In Viet Nam, this potential represents nearly half of the population, but it is a potential that is being underutilized. Despite promising education development and high literacy, skill levels are still low. Less than 25 % of the current workforce is made up of skilled workers and too many children do not complete or go further than basic education. Too many young people are lacking the necessary education and relevant training for good, productive employment, having to accept unproductive jobs with poor remuneration.
Without income-generating work, young people are left particularly susceptible to poverty, which in turn complicates access to education and basic health services, further impeding employability and increasing the risk of exclusion from society."

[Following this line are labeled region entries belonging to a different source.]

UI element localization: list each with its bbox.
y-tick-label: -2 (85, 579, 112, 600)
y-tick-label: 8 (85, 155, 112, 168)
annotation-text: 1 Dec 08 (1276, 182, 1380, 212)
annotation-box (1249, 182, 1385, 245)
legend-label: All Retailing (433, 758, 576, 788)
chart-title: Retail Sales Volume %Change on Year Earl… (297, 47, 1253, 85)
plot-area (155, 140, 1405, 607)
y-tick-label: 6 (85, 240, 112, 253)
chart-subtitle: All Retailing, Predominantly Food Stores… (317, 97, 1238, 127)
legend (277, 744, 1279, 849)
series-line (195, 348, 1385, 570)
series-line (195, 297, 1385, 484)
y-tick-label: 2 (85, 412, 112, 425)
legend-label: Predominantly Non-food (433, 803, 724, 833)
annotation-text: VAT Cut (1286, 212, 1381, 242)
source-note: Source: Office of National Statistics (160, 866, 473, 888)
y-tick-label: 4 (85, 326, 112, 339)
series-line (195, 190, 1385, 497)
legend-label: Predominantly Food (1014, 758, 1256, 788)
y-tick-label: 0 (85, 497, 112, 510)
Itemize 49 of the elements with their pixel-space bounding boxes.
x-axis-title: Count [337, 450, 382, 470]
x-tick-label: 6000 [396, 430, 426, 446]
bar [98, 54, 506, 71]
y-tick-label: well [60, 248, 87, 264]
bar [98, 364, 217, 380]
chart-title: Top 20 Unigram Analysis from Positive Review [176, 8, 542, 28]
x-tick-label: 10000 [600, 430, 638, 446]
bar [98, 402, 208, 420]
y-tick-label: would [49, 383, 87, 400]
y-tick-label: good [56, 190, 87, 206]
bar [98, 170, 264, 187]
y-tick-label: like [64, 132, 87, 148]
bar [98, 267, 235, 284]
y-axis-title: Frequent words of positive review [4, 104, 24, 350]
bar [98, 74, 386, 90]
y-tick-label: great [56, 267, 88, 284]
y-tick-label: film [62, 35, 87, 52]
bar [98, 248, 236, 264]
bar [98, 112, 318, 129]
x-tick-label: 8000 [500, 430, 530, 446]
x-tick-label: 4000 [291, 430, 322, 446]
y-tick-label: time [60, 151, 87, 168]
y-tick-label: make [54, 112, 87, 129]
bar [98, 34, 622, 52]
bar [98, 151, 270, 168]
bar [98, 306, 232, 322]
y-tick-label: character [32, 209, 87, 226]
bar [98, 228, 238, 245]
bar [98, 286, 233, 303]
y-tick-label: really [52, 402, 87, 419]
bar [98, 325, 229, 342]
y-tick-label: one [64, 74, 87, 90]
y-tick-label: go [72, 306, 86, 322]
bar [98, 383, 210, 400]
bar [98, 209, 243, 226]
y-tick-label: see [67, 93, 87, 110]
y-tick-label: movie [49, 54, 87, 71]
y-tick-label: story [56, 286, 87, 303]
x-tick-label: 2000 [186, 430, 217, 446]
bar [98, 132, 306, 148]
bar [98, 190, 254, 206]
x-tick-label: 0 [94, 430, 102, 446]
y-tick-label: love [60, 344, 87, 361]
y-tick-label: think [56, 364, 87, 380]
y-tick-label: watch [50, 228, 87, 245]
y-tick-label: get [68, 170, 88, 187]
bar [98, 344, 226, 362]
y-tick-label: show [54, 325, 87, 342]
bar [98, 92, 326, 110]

Viet Nam’s young people also have a pressing need for services and information about their sexual and reproductive health, including contraceptive methods and condoms in particular. With the public health system currently only addressing married couples, this leaves unmarried, sexually active, young women and men vulnerable to unwanted pregnancies and sexually transmitted infections, including HIV/AIDS.
When young women are able to plan the timing and number of children, they have greater opportunities for work, education and social participation outside the home. And with better informed decisions and voluntary contraceptive use, families can invest more in each child’s nutrition and health, and can reduce poverty and hunger for all members of the household.
Youth issues constitute an important element of the Government's new Socio-Economic Development Plan for 2006 -2010 and of the United Nations Development Framework for Viet Nam that recognizes the importance of youth as a key force to help Viet Nam achieve the Millennium Development Goals by 2015.
The United Nations in Viet Nam has been working closely with the government and mass organizations, especially the Youth Union, on programmes to empower youth with skills and knowledge in various fields like education, employment, gender, reproductive health, HIV/AIDS and social participation. The United Nations also encourages young people from diverse backgrounds to volunteer in their own communities helping their peers to escape from both intellectual and material poverty.